Residential solar financier Sunnova is now offering something that looks like a loan but isn't really a loan.
When we spoke with Sunnova CEO John Berger late last year, he was adamant about selling solar as a service and had no plans to offer cash sales or loans, despite some rumors to the contrary.
Firms such as SunPower, SolarCity, Clean Power Finance, Sunrun, NRG, Sungevity, SunEdison, Kilowatt Financial, Sungage, Mosaic and Dividend Solar are already in the solar loan business. Loan specialists Sungage, Mosaic and Dividend Solar raised hundreds of millions of dollars in 2014. Vivint, one of the last holdouts, has expressed a "desire to expand into additional financing products, such as loans," according to an investor note from Credit Suisse.

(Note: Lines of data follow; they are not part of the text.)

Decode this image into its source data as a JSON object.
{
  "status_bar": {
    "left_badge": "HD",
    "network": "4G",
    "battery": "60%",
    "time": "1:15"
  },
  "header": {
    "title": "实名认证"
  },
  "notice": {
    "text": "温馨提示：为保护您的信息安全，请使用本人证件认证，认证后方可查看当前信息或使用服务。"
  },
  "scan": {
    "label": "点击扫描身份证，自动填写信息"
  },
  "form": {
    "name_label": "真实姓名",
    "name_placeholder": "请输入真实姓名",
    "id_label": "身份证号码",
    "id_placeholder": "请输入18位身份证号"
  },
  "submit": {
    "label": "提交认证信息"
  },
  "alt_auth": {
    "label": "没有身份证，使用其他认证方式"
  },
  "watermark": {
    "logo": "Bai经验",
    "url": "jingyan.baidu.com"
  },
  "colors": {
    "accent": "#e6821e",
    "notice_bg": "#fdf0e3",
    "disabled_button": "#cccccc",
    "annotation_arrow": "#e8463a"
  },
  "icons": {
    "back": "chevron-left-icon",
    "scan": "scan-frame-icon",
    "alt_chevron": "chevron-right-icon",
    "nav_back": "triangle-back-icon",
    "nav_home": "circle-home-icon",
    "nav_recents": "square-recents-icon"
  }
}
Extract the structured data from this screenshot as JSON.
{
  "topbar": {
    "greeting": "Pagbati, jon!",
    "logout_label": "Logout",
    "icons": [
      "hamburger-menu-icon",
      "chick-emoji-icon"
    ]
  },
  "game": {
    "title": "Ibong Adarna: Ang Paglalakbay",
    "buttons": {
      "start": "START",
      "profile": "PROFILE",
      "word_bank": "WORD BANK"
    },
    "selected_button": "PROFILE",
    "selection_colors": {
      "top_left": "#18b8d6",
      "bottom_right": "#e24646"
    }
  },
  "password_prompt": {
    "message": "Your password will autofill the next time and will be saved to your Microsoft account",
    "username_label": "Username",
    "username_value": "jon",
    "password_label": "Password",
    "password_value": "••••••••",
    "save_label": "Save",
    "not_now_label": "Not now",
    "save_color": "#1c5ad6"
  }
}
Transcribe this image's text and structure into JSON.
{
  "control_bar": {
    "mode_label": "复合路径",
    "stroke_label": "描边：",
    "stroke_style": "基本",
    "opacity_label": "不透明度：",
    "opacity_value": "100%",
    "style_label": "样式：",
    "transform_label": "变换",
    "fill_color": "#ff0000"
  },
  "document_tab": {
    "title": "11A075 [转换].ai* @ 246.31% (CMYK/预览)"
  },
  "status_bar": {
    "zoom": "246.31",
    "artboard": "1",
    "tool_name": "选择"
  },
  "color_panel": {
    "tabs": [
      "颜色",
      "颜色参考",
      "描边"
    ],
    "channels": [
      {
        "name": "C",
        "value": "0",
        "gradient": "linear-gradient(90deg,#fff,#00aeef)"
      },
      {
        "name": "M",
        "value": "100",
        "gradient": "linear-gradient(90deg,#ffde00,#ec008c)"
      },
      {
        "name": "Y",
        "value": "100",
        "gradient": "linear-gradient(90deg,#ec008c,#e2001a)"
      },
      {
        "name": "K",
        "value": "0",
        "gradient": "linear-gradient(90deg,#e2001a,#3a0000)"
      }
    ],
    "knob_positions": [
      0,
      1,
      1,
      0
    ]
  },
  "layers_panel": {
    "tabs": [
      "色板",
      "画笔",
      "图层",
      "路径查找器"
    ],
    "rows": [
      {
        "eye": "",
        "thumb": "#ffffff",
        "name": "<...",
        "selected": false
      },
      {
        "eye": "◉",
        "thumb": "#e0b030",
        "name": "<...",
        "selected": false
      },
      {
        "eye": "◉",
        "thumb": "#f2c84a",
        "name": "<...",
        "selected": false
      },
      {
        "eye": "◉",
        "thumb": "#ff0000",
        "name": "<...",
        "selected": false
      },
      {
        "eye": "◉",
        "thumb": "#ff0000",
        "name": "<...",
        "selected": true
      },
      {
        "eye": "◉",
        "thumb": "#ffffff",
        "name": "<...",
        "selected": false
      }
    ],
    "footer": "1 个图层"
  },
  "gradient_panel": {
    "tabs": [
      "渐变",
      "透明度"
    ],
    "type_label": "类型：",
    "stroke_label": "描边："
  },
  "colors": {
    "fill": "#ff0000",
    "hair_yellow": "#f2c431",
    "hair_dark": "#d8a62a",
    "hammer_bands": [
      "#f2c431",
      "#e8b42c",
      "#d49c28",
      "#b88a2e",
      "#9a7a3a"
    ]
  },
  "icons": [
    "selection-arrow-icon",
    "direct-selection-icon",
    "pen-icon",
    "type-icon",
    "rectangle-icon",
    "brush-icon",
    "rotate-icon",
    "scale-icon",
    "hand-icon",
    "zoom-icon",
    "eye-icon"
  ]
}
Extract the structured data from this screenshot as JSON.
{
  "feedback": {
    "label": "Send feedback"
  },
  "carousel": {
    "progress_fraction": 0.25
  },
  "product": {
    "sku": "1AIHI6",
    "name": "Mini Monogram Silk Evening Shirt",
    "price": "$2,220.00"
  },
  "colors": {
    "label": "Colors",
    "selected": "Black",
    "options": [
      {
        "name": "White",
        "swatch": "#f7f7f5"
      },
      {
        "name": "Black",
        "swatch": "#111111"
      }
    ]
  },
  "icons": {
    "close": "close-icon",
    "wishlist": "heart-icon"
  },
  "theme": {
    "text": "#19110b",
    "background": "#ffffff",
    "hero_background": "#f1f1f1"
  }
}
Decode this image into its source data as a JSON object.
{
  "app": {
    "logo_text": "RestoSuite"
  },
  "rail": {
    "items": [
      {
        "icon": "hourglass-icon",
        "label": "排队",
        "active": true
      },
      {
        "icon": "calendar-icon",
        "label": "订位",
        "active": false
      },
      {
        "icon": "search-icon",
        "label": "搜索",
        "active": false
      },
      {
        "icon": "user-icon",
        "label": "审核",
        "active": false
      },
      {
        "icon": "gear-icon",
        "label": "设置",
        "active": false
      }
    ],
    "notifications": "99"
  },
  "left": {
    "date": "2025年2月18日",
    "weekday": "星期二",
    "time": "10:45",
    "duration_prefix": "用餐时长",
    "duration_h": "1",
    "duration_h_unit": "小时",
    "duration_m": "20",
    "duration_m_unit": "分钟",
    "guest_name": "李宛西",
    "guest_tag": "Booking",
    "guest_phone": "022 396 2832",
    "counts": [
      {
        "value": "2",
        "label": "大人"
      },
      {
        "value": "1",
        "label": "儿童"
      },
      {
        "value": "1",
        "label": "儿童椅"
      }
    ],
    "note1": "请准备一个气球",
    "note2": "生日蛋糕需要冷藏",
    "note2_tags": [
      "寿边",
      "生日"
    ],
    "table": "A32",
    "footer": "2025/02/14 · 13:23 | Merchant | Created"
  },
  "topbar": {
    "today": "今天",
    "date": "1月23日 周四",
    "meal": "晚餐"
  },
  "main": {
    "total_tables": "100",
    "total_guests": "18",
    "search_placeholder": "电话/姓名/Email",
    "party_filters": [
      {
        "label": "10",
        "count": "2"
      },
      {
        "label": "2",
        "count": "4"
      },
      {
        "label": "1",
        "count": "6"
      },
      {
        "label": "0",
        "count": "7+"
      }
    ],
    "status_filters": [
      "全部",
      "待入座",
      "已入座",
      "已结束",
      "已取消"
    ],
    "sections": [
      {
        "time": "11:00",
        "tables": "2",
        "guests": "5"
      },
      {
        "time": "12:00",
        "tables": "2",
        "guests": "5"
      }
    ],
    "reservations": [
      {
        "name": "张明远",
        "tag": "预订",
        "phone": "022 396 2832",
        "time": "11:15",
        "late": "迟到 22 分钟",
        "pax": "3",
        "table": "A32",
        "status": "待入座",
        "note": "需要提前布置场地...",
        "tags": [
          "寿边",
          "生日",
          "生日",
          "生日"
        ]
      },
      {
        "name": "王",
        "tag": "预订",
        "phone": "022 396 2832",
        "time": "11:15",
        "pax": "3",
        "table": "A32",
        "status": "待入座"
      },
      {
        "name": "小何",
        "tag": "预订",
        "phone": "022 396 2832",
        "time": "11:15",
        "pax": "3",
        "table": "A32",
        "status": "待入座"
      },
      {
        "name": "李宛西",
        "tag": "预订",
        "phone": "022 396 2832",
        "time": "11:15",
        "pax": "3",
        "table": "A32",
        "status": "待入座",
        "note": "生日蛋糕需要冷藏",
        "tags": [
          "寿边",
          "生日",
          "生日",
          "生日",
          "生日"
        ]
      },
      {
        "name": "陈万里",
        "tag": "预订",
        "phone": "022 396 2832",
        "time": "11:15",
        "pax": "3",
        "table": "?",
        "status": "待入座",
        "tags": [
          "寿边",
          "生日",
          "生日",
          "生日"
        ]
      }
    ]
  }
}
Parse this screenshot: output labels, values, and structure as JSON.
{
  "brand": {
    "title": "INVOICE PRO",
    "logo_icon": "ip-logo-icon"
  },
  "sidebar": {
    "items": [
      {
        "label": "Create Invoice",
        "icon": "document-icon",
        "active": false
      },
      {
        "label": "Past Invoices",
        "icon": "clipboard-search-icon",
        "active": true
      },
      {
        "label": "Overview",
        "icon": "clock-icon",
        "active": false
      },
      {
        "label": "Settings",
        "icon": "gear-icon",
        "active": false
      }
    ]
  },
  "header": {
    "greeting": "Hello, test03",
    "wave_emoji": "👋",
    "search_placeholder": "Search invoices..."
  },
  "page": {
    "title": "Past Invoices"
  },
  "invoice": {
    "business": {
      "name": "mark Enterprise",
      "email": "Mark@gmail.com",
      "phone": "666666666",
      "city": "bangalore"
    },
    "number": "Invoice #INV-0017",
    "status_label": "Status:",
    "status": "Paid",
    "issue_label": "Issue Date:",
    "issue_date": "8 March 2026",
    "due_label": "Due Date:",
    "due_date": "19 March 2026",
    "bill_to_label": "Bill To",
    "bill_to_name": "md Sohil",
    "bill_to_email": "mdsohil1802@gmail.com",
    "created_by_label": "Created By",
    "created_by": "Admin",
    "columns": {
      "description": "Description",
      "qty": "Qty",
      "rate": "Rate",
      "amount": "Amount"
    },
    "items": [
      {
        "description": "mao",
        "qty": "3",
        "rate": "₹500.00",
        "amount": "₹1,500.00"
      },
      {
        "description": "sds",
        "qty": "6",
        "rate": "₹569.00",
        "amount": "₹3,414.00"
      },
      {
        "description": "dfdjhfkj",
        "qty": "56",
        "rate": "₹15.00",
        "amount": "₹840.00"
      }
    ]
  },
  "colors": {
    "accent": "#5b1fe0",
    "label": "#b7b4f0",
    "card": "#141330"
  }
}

Sunnova's new program lets customers "pay a fixed amount each month over the 25-year term at a kilowatt-hour price substantially less than what they currently pay for power," while providing a warranty along with O&M. The customer owns the system at the end of the term.
That sounds like a loan.
Sunnova insists that its program "is not a loan product. While a loan is a transaction between the customer and the bank, a retail installment sale...is a transaction between the customer and Sunnova where the customer pays Sunnova in monthly installments."
Sunnova notes that its product "can also be transferred in the event of a sale of the home, making it more flexible and convenient than competing products, such as loans." The non-loan product will launch this quarter in California.
SolarCity did not rush into the loan business, but its loan product sounds a lot like Sunnova's non-loan with a fixed annual percentage rate, SolarCity as the direct lender to its customers, along with a 30-year warranty, production guarantee, and O&M service.
SolarCity CEO Lyndon Rive said that solar loans could be half of the company's new business in 2015.
Third-party ownership remains the dominant model for financing a residential solar installation in the U.S., but that's changing. Direct ownership via loans (and other mechanisms like PACE) is gaining traction, because PV systems continue to get cheaper while financing options continue to improve.